Insulin lowers high blood glucose; glucagon raises low blood glucose.

Describe insulin’s primary action in the liver.

It stimulates conversion of glucose to glycogen for storage, lowering blood glucose levels.

Describe glucagon’s primary action in the liver.

It stimulates breakdown of glycogen to glucose, releasing glucose into the bloodstream and raising blood glucose levels.

Differentiate Type 1 and Type 2 diabetes in one sentence.

Type 1 involves insufficient insulin production (often autoimmune), while Type 2 involves decreased cellular sensitivity to insulin (often diet-related).

Which hormone is released by the kidney during low-oxygen conditions, and what is its target?

Erythropoietin (EPO); it targets bone marrow to increase red blood cell production.

Why do high-altitude athletes or blood dopers seek elevated erythropoietin levels?

More red blood cells raise oxygen-carrying capacity, enhancing endurance performance.

Name the two main adrenal ‘fight-or-flight’ hormones and list two physiological effects.

Epinephrine (adrenaline) and norepinephrine; they increase heart rate, elevate blood glucose, and stimulate skeletal muscle blood flow.

What hormone controls water reabsorption in kidney collecting ducts?

Antidiuretic hormone (ADH, also called vasopressin).

How does ADH conserve body water at the nephron?

It inserts aquaporin channels into the collecting-duct membrane, increasing water reabsorption into the bloodstream and producing concentrated urine.

Explain why caffeine or alcohol can cause dehydration.

They act as diuretics, inhibiting ADH action, so less water is reabsorbed and more dilute urine is produced.

What structural protein channels shift within the collecting-duct membrane to regulate water permeability?

Aquaporins.

Define stimulus, receptor, control center, and effector using body temperature as the example.

Stimulus: external heat/cold; Receptor: thermoreceptors in skin; Control Center: hypothalamus; Effector: sweat glands & blood vessels (heat) or muscles & blood vessels (cold).

At what approximate pH must human blood be maintained, and how is it stabilized?

Around pH 7.3–7.4, stabilized by chemical buffer systems (bicarbonate, proteins, phosphate).

What happens to hypothalamic signaling once a variable (e.g., body temp) returns to its set point?

Negative feedback stops further signaling—effectors turn off until the next deviation occurs.

Which feedback type resembles a household thermostat and why?

Negative feedback—because the system turns off the heater/AC once the set temperature is restored.
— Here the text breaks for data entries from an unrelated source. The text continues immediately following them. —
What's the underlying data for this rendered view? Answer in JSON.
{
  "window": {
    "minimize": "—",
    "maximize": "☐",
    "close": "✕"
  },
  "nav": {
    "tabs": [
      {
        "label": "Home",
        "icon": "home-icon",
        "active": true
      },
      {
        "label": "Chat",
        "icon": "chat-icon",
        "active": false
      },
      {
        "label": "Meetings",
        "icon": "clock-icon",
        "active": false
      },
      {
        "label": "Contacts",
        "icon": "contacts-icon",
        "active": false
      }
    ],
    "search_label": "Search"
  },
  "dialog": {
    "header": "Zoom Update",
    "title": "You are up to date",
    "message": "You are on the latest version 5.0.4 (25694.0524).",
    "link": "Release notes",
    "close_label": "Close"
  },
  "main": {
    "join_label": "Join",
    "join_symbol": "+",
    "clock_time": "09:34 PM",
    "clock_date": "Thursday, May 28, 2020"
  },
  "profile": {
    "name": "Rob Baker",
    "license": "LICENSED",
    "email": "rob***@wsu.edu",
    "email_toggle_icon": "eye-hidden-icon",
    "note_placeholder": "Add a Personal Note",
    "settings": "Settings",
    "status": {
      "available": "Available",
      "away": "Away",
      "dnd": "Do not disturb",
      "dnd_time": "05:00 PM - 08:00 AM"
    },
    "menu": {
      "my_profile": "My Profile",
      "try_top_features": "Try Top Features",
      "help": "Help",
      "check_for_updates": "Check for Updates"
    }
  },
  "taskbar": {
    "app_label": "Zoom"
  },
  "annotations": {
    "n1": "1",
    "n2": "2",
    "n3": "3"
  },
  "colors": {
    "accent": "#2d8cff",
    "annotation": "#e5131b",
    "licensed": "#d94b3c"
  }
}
Identify one receptor location (besides skin) that can detect changes requiring homeostatic response.

Examples: heart, blood vessels, kidneys, pancreas—specific to the variable being monitored.

Why must endotherms have efficient circulatory and respiratory systems?

Their higher metabolic rate and internal heat production demand rapid oxygen delivery and waste removal.

Which hormone family diffuses through cell membranes and binds intracellular receptors, and why?

Steroid hormones (e.g., testosterone, estrogen) because they are non-polar and lipid-soluble.

Why do peptide (amino-acid-based) hormones need membrane receptors?

They are polar and cannot readily cross the lipid bilayer, so they bind to specific protein receptors on the cell surface to trigger signaling cascades.